Sounds horrible? Well ask around and find out how many people are really willing to give up the cheap electricity to power 24/7 broadband and cheap oil to power their SUVs. Are people going to be happy about not running their heating in winter nor aircon in summer? Please! Anyway the average person is not going to have to make that call. For the most part the masses have already proven they’re too stupid to be decisive. The choices will be made for them.

As oil supplies run out, we’re going to need to find more. We’re going to have to rip up some nice places and of course move in to take over others. It’s unpleasant but when people start to see their lives changing, they will be willing to pay the price to protect it.

Oil will disappear from some places sooner than others. Those who can’t pay – notably the third world net importers – will suffer first. and yes they will suffer. People will die, but some people will survive and learn to live a different way. But it won’t be the glorious future they dreamed of for their children – nor will ours.

The decline won’t be rapid. There will be signs that first appear to be just noise: a bit of volatility in the market. But slowly these temporary turns for the worse become permanent changes: Oil at $58/barrel? It should come back down… maybe. OK so what if it doesn’t? Demand is rather price insensitive at these levels so we adapt. The price of everything dependant on oil goes up… and well that’s basically everything. So I pay more for gas and buy less video games… OK so then there’s an economic downturn. It will turn up again. And so it does, but the turn is dampened by the ever rising price of energy… And so it goes. It’s a descending spiral. International trade slows, there is growing unemployment, rising crime. Slowly, more and more parts of the US look like Flint Michigan.

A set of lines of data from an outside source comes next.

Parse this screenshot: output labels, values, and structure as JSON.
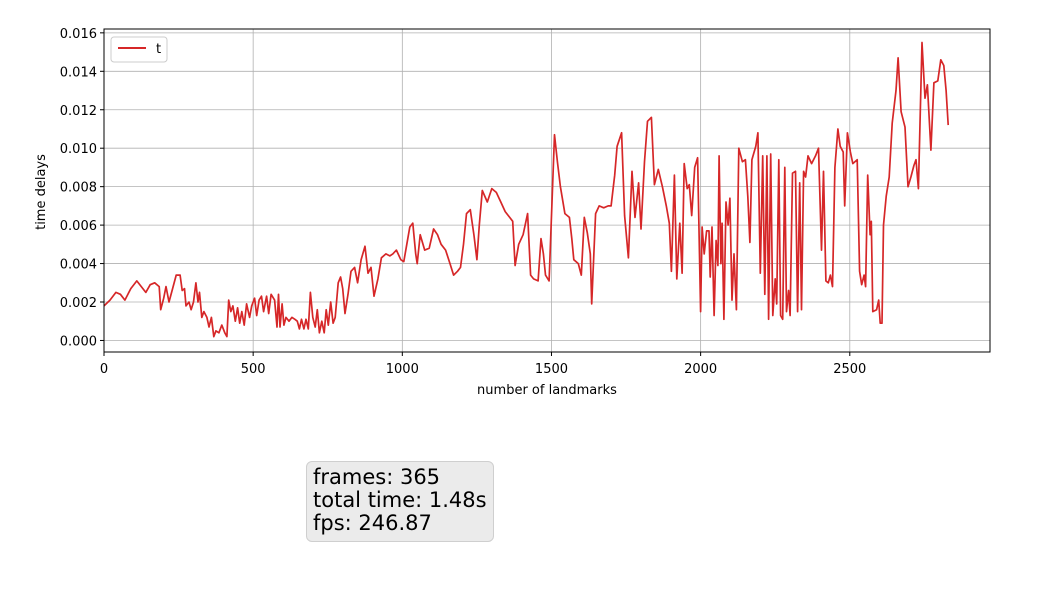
{
  "chart_data": {
    "type": "line",
    "title": "",
    "xlabel": "number of landmarks",
    "ylabel": "time delays",
    "xlim": [
      0,
      2970
    ],
    "ylim": [
      -0.0006,
      0.0162
    ],
    "xticks": [
      0,
      500,
      1000,
      1500,
      2000,
      2500
    ],
    "yticks": [
      0.0,
      0.002,
      0.004,
      0.006,
      0.008,
      0.01,
      0.012,
      0.014,
      0.016
    ],
    "xtick_labels": [
      "0",
      "500",
      "1000",
      "1500",
      "2000",
      "2500"
    ],
    "ytick_labels": [
      "0.000",
      "0.002",
      "0.004",
      "0.006",
      "0.008",
      "0.010",
      "0.012",
      "0.014",
      "0.016"
    ],
    "grid": true,
    "legend_position": "top-left",
    "series": [
      {
        "name": "t",
        "color": "#d62728",
        "points": [
          [
            0,
            0.0018
          ],
          [
            20,
            0.0021
          ],
          [
            40,
            0.0025
          ],
          [
            55,
            0.0024
          ],
          [
            70,
            0.0021
          ],
          [
            90,
            0.0027
          ],
          [
            110,
            0.0031
          ],
          [
            125,
            0.0028
          ],
          [
            140,
            0.0025
          ],
          [
            155,
            0.0029
          ],
          [
            170,
            0.003
          ],
          [
            185,
            0.0028
          ],
          [
            190,
            0.0016
          ],
          [
            200,
            0.0022
          ],
          [
            208,
            0.0028
          ],
          [
            218,
            0.002
          ],
          [
            230,
            0.0027
          ],
          [
            242,
            0.0034
          ],
          [
            255,
            0.0034
          ],
          [
            262,
            0.0026
          ],
          [
            270,
            0.0027
          ],
          [
            275,
            0.0018
          ],
          [
            285,
            0.002
          ],
          [
            292,
            0.0016
          ],
          [
            300,
            0.002
          ],
          [
            308,
            0.003
          ],
          [
            315,
            0.002
          ],
          [
            320,
            0.0025
          ],
          [
            328,
            0.0012
          ],
          [
            335,
            0.0015
          ],
          [
            345,
            0.0012
          ],
          [
            352,
            0.0007
          ],
          [
            360,
            0.0012
          ],
          [
            368,
            0.0002
          ],
          [
            375,
            0.0005
          ],
          [
            385,
            0.0004
          ],
          [
            395,
            0.0008
          ],
          [
            405,
            0.0004
          ],
          [
            412,
            0.0002
          ],
          [
            418,
            0.0021
          ],
          [
            425,
            0.0015
          ],
          [
            432,
            0.0018
          ],
          [
            440,
            0.001
          ],
          [
            448,
            0.0017
          ],
          [
            455,
            0.0009
          ],
          [
            462,
            0.0015
          ],
          [
            470,
            0.0008
          ],
          [
            478,
            0.0019
          ],
          [
            488,
            0.0012
          ],
          [
            495,
            0.0018
          ],
          [
            505,
            0.0022
          ],
          [
            512,
            0.0013
          ],
          [
            520,
            0.0021
          ],
          [
            528,
            0.0023
          ],
          [
            535,
            0.0015
          ],
          [
            545,
            0.0023
          ],
          [
            552,
            0.0014
          ],
          [
            560,
            0.0024
          ],
          [
            572,
            0.0021
          ],
          [
            580,
            0.0007
          ],
          [
            585,
            0.0024
          ],
          [
            590,
            0.0007
          ],
          [
            597,
            0.0019
          ],
          [
            603,
            0.0008
          ],
          [
            610,
            0.0012
          ],
          [
            620,
            0.001
          ],
          [
            630,
            0.0012
          ],
          [
            640,
            0.0011
          ],
          [
            648,
            0.001
          ],
          [
            655,
            0.0006
          ],
          [
            662,
            0.0011
          ],
          [
            670,
            0.0006
          ],
          [
            677,
            0.0011
          ],
          [
            685,
            0.0006
          ],
          [
            692,
            0.0025
          ],
          [
            700,
            0.0012
          ],
          [
            708,
            0.0007
          ],
          [
            715,
            0.0016
          ],
          [
            722,
            0.0004
          ],
          [
            730,
            0.001
          ],
          [
            738,
            0.0004
          ],
          [
            745,
            0.0016
          ],
          [
            752,
            0.0008
          ],
          [
            760,
            0.002
          ],
          [
            768,
            0.0009
          ],
          [
            775,
            0.0012
          ],
          [
            785,
            0.003
          ],
          [
            793,
            0.0033
          ],
          [
            800,
            0.0027
          ],
          [
            808,
            0.0014
          ],
          [
            818,
            0.0024
          ],
          [
            828,
            0.0036
          ],
          [
            840,
            0.0038
          ],
          [
            850,
            0.003
          ],
          [
            862,
            0.0042
          ],
          [
            875,
            0.0049
          ],
          [
            885,
            0.0035
          ],
          [
            895,
            0.0038
          ],
          [
            905,
            0.0023
          ],
          [
            918,
            0.0032
          ],
          [
            930,
            0.0043
          ],
          [
            945,
            0.0045
          ],
          [
            958,
            0.0044
          ],
          [
            968,
            0.0045
          ],
          [
            980,
            0.0047
          ],
          [
            995,
            0.0042
          ],
          [
            1005,
            0.0041
          ],
          [
            1015,
            0.005
          ],
          [
            1025,
            0.0059
          ],
          [
            1035,
            0.0061
          ],
          [
            1045,
            0.0045
          ],
          [
            1050,
            0.004
          ],
          [
            1060,
            0.0055
          ],
          [
            1075,
            0.0047
          ],
          [
            1090,
            0.0048
          ],
          [
            1105,
            0.0058
          ],
          [
            1118,
            0.0055
          ],
          [
            1130,
            0.005
          ],
          [
            1145,
            0.0047
          ],
          [
            1160,
            0.004
          ],
          [
            1172,
            0.0034
          ],
          [
            1185,
            0.0036
          ],
          [
            1195,
            0.0038
          ],
          [
            1205,
            0.005
          ],
          [
            1215,
            0.0066
          ],
          [
            1228,
            0.0068
          ],
          [
            1240,
            0.0055
          ],
          [
            1250,
            0.0042
          ],
          [
            1258,
            0.006
          ],
          [
            1268,
            0.0078
          ],
          [
            1285,
            0.0072
          ],
          [
            1300,
            0.0079
          ],
          [
            1315,
            0.0077
          ],
          [
            1330,
            0.0072
          ],
          [
            1345,
            0.0067
          ],
          [
            1360,
            0.0064
          ],
          [
            1370,
            0.0062
          ],
          [
            1378,
            0.0039
          ],
          [
            1390,
            0.005
          ],
          [
            1405,
            0.0055
          ],
          [
            1420,
            0.0066
          ],
          [
            1430,
            0.0034
          ],
          [
            1440,
            0.0032
          ],
          [
            1455,
            0.0031
          ],
          [
            1465,
            0.0053
          ],
          [
            1473,
            0.0045
          ],
          [
            1480,
            0.0034
          ],
          [
            1492,
            0.0031
          ],
          [
            1500,
            0.0065
          ],
          [
            1510,
            0.0107
          ],
          [
            1520,
            0.0093
          ],
          [
            1530,
            0.008
          ],
          [
            1545,
            0.0066
          ],
          [
            1560,
            0.0064
          ],
          [
            1568,
            0.0053
          ],
          [
            1575,
            0.0042
          ],
          [
            1590,
            0.004
          ],
          [
            1600,
            0.0034
          ],
          [
            1610,
            0.0064
          ],
          [
            1620,
            0.0056
          ],
          [
            1630,
            0.0045
          ],
          [
            1635,
            0.0019
          ],
          [
            1648,
            0.0066
          ],
          [
            1660,
            0.007
          ],
          [
            1675,
            0.0069
          ],
          [
            1690,
            0.007
          ],
          [
            1700,
            0.007
          ],
          [
            1712,
            0.0086
          ],
          [
            1720,
            0.0101
          ],
          [
            1735,
            0.0108
          ],
          [
            1745,
            0.0065
          ],
          [
            1758,
            0.0043
          ],
          [
            1770,
            0.0088
          ],
          [
            1780,
            0.0064
          ],
          [
            1792,
            0.0082
          ],
          [
            1800,
            0.0058
          ],
          [
            1812,
            0.0093
          ],
          [
            1822,
            0.0114
          ],
          [
            1835,
            0.0116
          ],
          [
            1845,
            0.0081
          ],
          [
            1858,
            0.0089
          ],
          [
            1872,
            0.008
          ],
          [
            1885,
            0.007
          ],
          [
            1895,
            0.0061
          ],
          [
            1902,
            0.0036
          ],
          [
            1912,
            0.0086
          ],
          [
            1920,
            0.0032
          ],
          [
            1930,
            0.0061
          ],
          [
            1938,
            0.0035
          ],
          [
            1945,
            0.0092
          ],
          [
            1955,
            0.0079
          ],
          [
            1962,
            0.0081
          ],
          [
            1970,
            0.0065
          ],
          [
            1980,
            0.009
          ],
          [
            1990,
            0.0095
          ],
          [
            2000,
            0.0015
          ],
          [
            2005,
            0.0059
          ],
          [
            2012,
            0.0045
          ],
          [
            2020,
            0.0057
          ],
          [
            2028,
            0.0057
          ],
          [
            2032,
            0.0033
          ],
          [
            2038,
            0.0059
          ],
          [
            2045,
            0.0013
          ],
          [
            2052,
            0.0052
          ],
          [
            2058,
            0.0039
          ],
          [
            2062,
            0.0096
          ],
          [
            2068,
            0.004
          ],
          [
            2072,
            0.0061
          ],
          [
            2078,
            0.0011
          ],
          [
            2085,
            0.0072
          ],
          [
            2092,
            0.006
          ],
          [
            2098,
            0.0074
          ],
          [
            2105,
            0.0021
          ],
          [
            2112,
            0.0045
          ],
          [
            2120,
            0.0016
          ],
          [
            2128,
            0.01
          ],
          [
            2140,
            0.0093
          ],
          [
            2150,
            0.0094
          ],
          [
            2158,
            0.0075
          ],
          [
            2165,
            0.0051
          ],
          [
            2172,
            0.0094
          ],
          [
            2185,
            0.0101
          ],
          [
            2192,
            0.0108
          ],
          [
            2200,
            0.0035
          ],
          [
            2208,
            0.0096
          ],
          [
            2215,
            0.0024
          ],
          [
            2222,
            0.0096
          ],
          [
            2228,
            0.0011
          ],
          [
            2235,
            0.0097
          ],
          [
            2242,
            0.0013
          ],
          [
            2250,
            0.0032
          ],
          [
            2255,
            0.0019
          ],
          [
            2262,
            0.0094
          ],
          [
            2268,
            0.0013
          ],
          [
            2275,
            0.0011
          ],
          [
            2282,
            0.009
          ],
          [
            2288,
            0.0015
          ],
          [
            2295,
            0.0026
          ],
          [
            2300,
            0.0013
          ],
          [
            2308,
            0.0087
          ],
          [
            2318,
            0.0088
          ],
          [
            2325,
            0.0015
          ],
          [
            2332,
            0.0082
          ],
          [
            2338,
            0.0016
          ],
          [
            2345,
            0.0088
          ],
          [
            2352,
            0.0085
          ],
          [
            2360,
            0.0096
          ],
          [
            2372,
            0.0092
          ],
          [
            2385,
            0.0096
          ],
          [
            2395,
            0.01
          ],
          [
            2405,
            0.0047
          ],
          [
            2412,
            0.0088
          ],
          [
            2420,
            0.0031
          ],
          [
            2428,
            0.003
          ],
          [
            2435,
            0.0034
          ],
          [
            2442,
            0.0028
          ],
          [
            2450,
            0.009
          ],
          [
            2460,
            0.011
          ],
          [
            2468,
            0.0101
          ],
          [
            2478,
            0.0098
          ],
          [
            2483,
            0.007
          ],
          [
            2492,
            0.0108
          ],
          [
            2502,
            0.0098
          ],
          [
            2510,
            0.0092
          ],
          [
            2525,
            0.0094
          ],
          [
            2533,
            0.0036
          ],
          [
            2540,
            0.0029
          ],
          [
            2548,
            0.0034
          ],
          [
            2553,
            0.0028
          ],
          [
            2560,
            0.0086
          ],
          [
            2568,
            0.0055
          ],
          [
            2572,
            0.0062
          ],
          [
            2577,
            0.0015
          ],
          [
            2590,
            0.0016
          ],
          [
            2597,
            0.0021
          ],
          [
            2602,
            0.0009
          ],
          [
            2608,
            0.0009
          ],
          [
            2613,
            0.006
          ],
          [
            2622,
            0.0075
          ],
          [
            2632,
            0.0085
          ],
          [
            2642,
            0.0113
          ],
          [
            2655,
            0.013
          ],
          [
            2662,
            0.0147
          ],
          [
            2672,
            0.0119
          ],
          [
            2685,
            0.0111
          ],
          [
            2695,
            0.008
          ],
          [
            2705,
            0.0085
          ],
          [
            2715,
            0.0091
          ],
          [
            2722,
            0.0094
          ],
          [
            2730,
            0.0079
          ],
          [
            2742,
            0.0155
          ],
          [
            2752,
            0.0126
          ],
          [
            2760,
            0.0133
          ],
          [
            2772,
            0.0099
          ],
          [
            2782,
            0.0134
          ],
          [
            2795,
            0.0135
          ],
          [
            2805,
            0.0146
          ],
          [
            2815,
            0.0143
          ],
          [
            2823,
            0.013
          ],
          [
            2830,
            0.0112
          ]
        ]
      }
    ]
  },
  "stats_box": {
    "line1": "frames: 365",
    "line2": "total time: 1.48s",
    "line3": "fps: 246.87"
  }
}
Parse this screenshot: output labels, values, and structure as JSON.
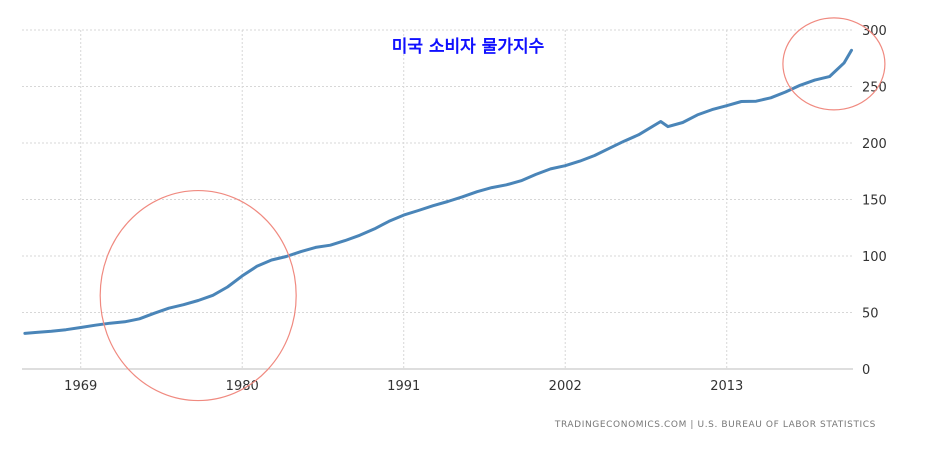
{
  "chart_data": {
    "type": "line",
    "title": "미국 소비자 물가지수",
    "source": "TRADINGECONOMICS.COM | U.S. BUREAU OF LABOR STATISTICS",
    "x_ticks": [
      "1969",
      "1980",
      "1991",
      "2002",
      "2013"
    ],
    "y_ticks": [
      "0",
      "50",
      "100",
      "150",
      "200",
      "250",
      "300"
    ],
    "xlim": [
      1965,
      2021.6
    ],
    "ylim": [
      0,
      300
    ],
    "grid": true,
    "colors": {
      "line": "#4a85b8",
      "highlight_circle": "#f08a80",
      "grid": "#d7d7d7",
      "title": "#1010ff"
    },
    "series": [
      {
        "values": [
          [
            1965.2,
            31.5
          ],
          [
            1966,
            32.4
          ],
          [
            1967,
            33.4
          ],
          [
            1968,
            34.8
          ],
          [
            1969,
            36.7
          ],
          [
            1970,
            38.8
          ],
          [
            1971,
            40.5
          ],
          [
            1972,
            41.8
          ],
          [
            1973,
            44.4
          ],
          [
            1974,
            49.3
          ],
          [
            1975,
            53.8
          ],
          [
            1976,
            56.9
          ],
          [
            1977,
            60.6
          ],
          [
            1978,
            65.2
          ],
          [
            1979,
            72.6
          ],
          [
            1980,
            82.4
          ],
          [
            1981,
            90.9
          ],
          [
            1982,
            96.5
          ],
          [
            1983,
            99.6
          ],
          [
            1984,
            103.9
          ],
          [
            1985,
            107.6
          ],
          [
            1986,
            109.6
          ],
          [
            1987,
            113.6
          ],
          [
            1988,
            118.3
          ],
          [
            1989,
            124.0
          ],
          [
            1990,
            130.7
          ],
          [
            1991,
            136.2
          ],
          [
            1992,
            140.3
          ],
          [
            1993,
            144.5
          ],
          [
            1994,
            148.2
          ],
          [
            1995,
            152.4
          ],
          [
            1996,
            156.9
          ],
          [
            1997,
            160.5
          ],
          [
            1998,
            163.0
          ],
          [
            1999,
            166.6
          ],
          [
            2000,
            172.2
          ],
          [
            2001,
            177.1
          ],
          [
            2002,
            179.9
          ],
          [
            2003,
            184.0
          ],
          [
            2004,
            188.9
          ],
          [
            2005,
            195.3
          ],
          [
            2006,
            201.6
          ],
          [
            2007,
            207.3
          ],
          [
            2008.5,
            219.0
          ],
          [
            2009,
            214.5
          ],
          [
            2010,
            218.1
          ],
          [
            2011,
            224.9
          ],
          [
            2012,
            229.6
          ],
          [
            2013,
            233.0
          ],
          [
            2014,
            236.7
          ],
          [
            2015,
            237.0
          ],
          [
            2016,
            240.0
          ],
          [
            2017,
            245.1
          ],
          [
            2018,
            251.1
          ],
          [
            2019,
            255.7
          ],
          [
            2020,
            258.8
          ],
          [
            2021,
            271.0
          ],
          [
            2021.5,
            282.0
          ]
        ]
      }
    ],
    "annotations": [
      {
        "shape": "circle",
        "around": [
          1977,
          65
        ]
      },
      {
        "shape": "circle",
        "around": [
          2020.3,
          270
        ]
      }
    ]
  }
}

When the day comes that it is too expensive to run the garbage trucks that take the waste of millions out of the city every day, you’ll know you had better head for the hills. In fact, you might consider planning ahead on that one.

So where’s that great future I believe in? It’s out there, I’m just not going to get to see it. I thought I’d get a glimpse of it but now I think all I will glimpse is the coming of the new dark age.

This is, of course, a bit of a bummer. I can’t enjoy stuff quite the way I used to. Like when National Geographic shows some fantastic documentary about how NASA plans to one day colonize the moon and even Mars, all I can think of is: You guys are in for a BIG surprise! You better think of another way of getting there besides blowing up thousands of pounds of fossil fuels because, lemme tell you baby, that stuff ain’t gonna come cheap and by they time you have figured out how to get your ass to Mars, there may be none left.

I really hope that the future of interstellar relations, flying cars and 3D video phone is somewhere out there. There are many ways this planet can be destroyed and many more ways the human species can just make it uninhabitable for themselves but leave a lot of other creatures in peace. But I still have this belief that, while we’re in for a rough ride, whether it’s 100 years or 1000 years of darkness, we will emerge on the other side and realize the collective imagination of a lost civilization. A civilisation who’s matrix gave way because too many opted for the Blue Pill.